2 Though like Manu, I don’t think that means that Matt should take the corresponding blog post down: I’m a digital preservationist, as might be evidenced by the unrepresentative-of-me and frankly embarrassing things in the 25-year archives of this blog!

3 Fortunately the documents that the lawyers for both sides have been writing are much clearer and more-specific, but that’s what you pay lawyers for, right?

4 There’s a huge amount of debate about the difference between morality and ethics, but I’m using the definition that means that morality is based on what a social animal might be expected to decide for themselves is right, think e.g. the Golden Rule etc., whereas ethics is the code of conduct expected within a particular community. Take stealing, for example, which covers the spectrum: that you shouldn’t deprive somebody else of something they need, is a moral issue; that we as a society deem such behaviour worthy of exclusion is an ethical one; meanwhile the action of incarcerating burglars is part of our legal framework.

5 Not that nobody’s immune to making ethical mistakes. Not me, not you, not anybody else. I remember when, back in 2005, Matt fucked up by injecting ads into WordPress (which at that point didn’t have a reliable source of funding). But he did the right thing by backpedalling, undoing the harm, and apologising publicly and profusely.

6 WP Engine claim that they disable revisions for performance reasons, but that’s clearly bullshit: it’s pretty obvious to me that this is about making hosting cheaper. Enabling revisions doesn’t have a performance impact on a properly-configured multisite hosting system, and I know this from personal experience of running such things. But it does have a significant impact on how much space you need to allocate to your users, which has cost implications at scale.

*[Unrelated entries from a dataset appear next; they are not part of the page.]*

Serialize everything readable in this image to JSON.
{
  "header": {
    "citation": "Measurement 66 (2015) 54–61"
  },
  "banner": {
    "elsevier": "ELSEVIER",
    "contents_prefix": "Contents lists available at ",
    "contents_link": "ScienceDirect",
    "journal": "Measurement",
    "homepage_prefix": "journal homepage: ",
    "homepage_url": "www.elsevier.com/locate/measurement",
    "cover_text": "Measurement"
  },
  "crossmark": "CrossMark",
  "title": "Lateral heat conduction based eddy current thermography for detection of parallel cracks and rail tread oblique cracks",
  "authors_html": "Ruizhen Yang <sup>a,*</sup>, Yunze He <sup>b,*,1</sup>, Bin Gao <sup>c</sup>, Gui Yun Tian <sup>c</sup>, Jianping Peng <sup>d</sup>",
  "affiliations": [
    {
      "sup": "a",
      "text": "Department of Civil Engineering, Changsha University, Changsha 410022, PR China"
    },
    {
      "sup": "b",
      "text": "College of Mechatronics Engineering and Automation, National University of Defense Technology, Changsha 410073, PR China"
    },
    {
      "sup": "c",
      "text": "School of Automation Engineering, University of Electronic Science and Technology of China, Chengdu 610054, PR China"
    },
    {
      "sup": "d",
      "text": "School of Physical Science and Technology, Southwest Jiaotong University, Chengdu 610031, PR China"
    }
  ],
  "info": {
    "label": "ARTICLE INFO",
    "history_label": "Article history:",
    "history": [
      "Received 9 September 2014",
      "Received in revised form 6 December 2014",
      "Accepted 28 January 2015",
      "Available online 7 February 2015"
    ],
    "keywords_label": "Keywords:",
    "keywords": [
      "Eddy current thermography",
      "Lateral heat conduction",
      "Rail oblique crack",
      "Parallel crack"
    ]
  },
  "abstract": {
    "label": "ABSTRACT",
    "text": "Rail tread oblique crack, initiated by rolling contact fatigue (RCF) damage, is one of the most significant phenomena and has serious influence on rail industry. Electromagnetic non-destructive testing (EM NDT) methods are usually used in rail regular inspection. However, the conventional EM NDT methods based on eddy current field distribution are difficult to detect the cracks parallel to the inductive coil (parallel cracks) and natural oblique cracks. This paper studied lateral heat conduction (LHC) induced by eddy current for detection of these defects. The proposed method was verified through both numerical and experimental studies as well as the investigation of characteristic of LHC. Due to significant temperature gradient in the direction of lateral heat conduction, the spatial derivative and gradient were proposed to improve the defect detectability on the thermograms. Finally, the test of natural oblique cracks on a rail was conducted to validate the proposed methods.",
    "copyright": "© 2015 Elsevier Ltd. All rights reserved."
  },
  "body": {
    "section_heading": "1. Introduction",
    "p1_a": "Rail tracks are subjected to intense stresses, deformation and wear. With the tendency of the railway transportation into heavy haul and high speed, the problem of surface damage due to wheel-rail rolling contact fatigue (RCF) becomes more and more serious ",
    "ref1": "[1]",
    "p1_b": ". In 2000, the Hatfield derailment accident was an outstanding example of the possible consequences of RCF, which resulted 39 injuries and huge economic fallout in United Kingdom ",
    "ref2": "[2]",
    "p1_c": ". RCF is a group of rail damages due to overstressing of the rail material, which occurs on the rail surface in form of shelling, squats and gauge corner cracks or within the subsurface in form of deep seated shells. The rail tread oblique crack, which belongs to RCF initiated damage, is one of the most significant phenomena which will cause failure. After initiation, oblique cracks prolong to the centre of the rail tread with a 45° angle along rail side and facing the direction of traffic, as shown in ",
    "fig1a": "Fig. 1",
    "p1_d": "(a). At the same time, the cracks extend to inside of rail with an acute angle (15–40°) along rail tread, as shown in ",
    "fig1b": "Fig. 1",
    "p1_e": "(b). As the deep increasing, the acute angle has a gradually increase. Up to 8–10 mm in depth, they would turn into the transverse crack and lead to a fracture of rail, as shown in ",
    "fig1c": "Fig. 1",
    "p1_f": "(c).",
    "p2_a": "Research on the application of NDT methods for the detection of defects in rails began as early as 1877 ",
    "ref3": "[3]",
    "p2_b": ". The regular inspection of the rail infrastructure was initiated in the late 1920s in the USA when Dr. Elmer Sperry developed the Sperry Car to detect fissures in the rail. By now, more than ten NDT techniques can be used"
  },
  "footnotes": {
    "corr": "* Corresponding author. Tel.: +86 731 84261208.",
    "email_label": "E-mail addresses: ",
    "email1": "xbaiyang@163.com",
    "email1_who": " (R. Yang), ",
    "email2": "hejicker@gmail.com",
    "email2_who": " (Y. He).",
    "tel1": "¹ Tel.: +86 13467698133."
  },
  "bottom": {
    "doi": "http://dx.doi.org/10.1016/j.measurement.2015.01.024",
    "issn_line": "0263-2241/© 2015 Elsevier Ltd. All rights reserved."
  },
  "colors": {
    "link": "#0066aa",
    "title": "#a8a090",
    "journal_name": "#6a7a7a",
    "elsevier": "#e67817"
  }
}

7 As an aside: if a court does rule that WP Engine is infringing upon WordPress trademarks and they want a new company name to give their service a fresh start, they’re welcome to TurdPress.

8 I’d argue that it is okay to do so for personal-use though: the difference for me comes when you’re making a profit off of it. It’s interesting to find these edge-cases in my own thinking!

9 A typical Reddit thread is about 25% lies-and-bullshit; but you can double that for a typical thread talking about this topic!